Treatment of traumatic loss of the upper central incisor with unilateral mesialization
Objectives Traumatic dental injuries represent a major public health problem, potentially affecting growth, function and aesthetics of the entire orofacial district and impacting oral-health-related quality of life, with relevant social and psychological aspects.
It is estimated that the 80% of all traumatic dental injuries occurs in children and adolescences within 20 years of age, patients in which implant-positioning is not recommended, if not contraindicated. Many therapeutic alternatives for these group of patients have been described in literature, going from removable prosthetic appliances to Maryland-bridges and other fixed prosthetic appliances supported by orthodontic miniscrews. All these solutions appear to be temporary, requiring a second treatment once the patient’s growth has ended.
The aim of this report is to describe the combined orthodontic and prosthetic treatment of a traumatic dental injury-related upper incisor loss in a young patient.
Materials and methods An 11-year-old boy presented with the loss of the permanent upper left central incisor, complaining chiefly of his unpleasant smile aesthetic. The complete documentation of the case was collected, including intra and extraoral photos, dental impressions and a CBCT scan. No agenesis was found, based on a panoramic radiography. Cephalometric analysis showed a normo to hypodivergent path of growth, with skeletal first class and average overjet and overbite.
He was proposed the mesialization of the entire upper left hemiarch and the prosthetic enhancement of all teeth of the second sextant. The orthodontic treatment lasted four and a half years and did not require skeletal anchorage. Intermaxillary elastics were the main anchoring system, used asymmetrically to obtain and then finalize the patient’s occlusion.
At the end of the orthodontic treatment the patient underwent the prosthetic treatment: since he could not afford the enhancement of all upper frontal elements, only the camouflage of element 2.2 in element 2.1 was made, using a ceramic dental veneer.
Results and conclusions The final occlusion was asymmetric, with molar and canine first class on the right side and molar and canine class two on the left side.
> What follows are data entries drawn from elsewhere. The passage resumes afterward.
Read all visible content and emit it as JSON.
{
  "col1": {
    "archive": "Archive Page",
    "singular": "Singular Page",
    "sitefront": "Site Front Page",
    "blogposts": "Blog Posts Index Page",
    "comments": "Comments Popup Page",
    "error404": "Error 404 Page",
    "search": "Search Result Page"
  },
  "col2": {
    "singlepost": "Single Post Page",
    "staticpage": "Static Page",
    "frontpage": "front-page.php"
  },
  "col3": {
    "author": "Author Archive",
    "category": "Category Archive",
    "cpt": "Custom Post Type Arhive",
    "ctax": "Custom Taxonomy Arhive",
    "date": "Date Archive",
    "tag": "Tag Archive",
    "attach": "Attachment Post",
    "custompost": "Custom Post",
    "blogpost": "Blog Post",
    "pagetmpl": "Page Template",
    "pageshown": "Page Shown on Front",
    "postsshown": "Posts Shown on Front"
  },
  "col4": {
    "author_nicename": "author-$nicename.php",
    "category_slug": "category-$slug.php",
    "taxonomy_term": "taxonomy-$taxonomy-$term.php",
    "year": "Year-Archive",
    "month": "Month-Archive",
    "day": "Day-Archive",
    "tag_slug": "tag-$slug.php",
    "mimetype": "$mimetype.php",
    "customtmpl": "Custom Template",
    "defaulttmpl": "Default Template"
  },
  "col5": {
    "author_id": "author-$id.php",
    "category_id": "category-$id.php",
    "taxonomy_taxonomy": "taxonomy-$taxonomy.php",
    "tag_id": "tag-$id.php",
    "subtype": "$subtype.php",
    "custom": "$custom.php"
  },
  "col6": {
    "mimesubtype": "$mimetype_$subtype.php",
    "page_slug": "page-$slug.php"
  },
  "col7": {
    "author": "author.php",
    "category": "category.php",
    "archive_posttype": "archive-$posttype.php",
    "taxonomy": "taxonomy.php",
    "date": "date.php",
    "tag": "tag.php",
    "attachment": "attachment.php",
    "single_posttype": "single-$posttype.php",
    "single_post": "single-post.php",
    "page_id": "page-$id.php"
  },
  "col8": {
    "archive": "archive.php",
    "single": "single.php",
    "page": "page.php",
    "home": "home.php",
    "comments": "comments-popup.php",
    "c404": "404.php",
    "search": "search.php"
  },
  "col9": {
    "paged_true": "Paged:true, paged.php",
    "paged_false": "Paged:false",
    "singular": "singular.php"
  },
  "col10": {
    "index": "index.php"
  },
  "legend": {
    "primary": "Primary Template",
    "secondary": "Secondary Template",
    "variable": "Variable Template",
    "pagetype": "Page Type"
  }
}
Overjet and overbite were maintained within average values. A mild midline deviation was present, but within clinical acceptability limits.
Considered the patient’s hypodivergent growth path, slightly altered gingival margins and emergence profiles were not seen as representing a problem. The patient and his parents were both satisfied with the treatment outcome.
Clinical significance Orthodontic space closure can be a valid and definitive therapeutic alternative in a young patient, not yet suitable for fixed prosthetic appliances, in case of loss of one or two teeth, especially in the upper anterior sextant. A good collaboration between orthodontists and prosthodontists is needed for the success of this therapy.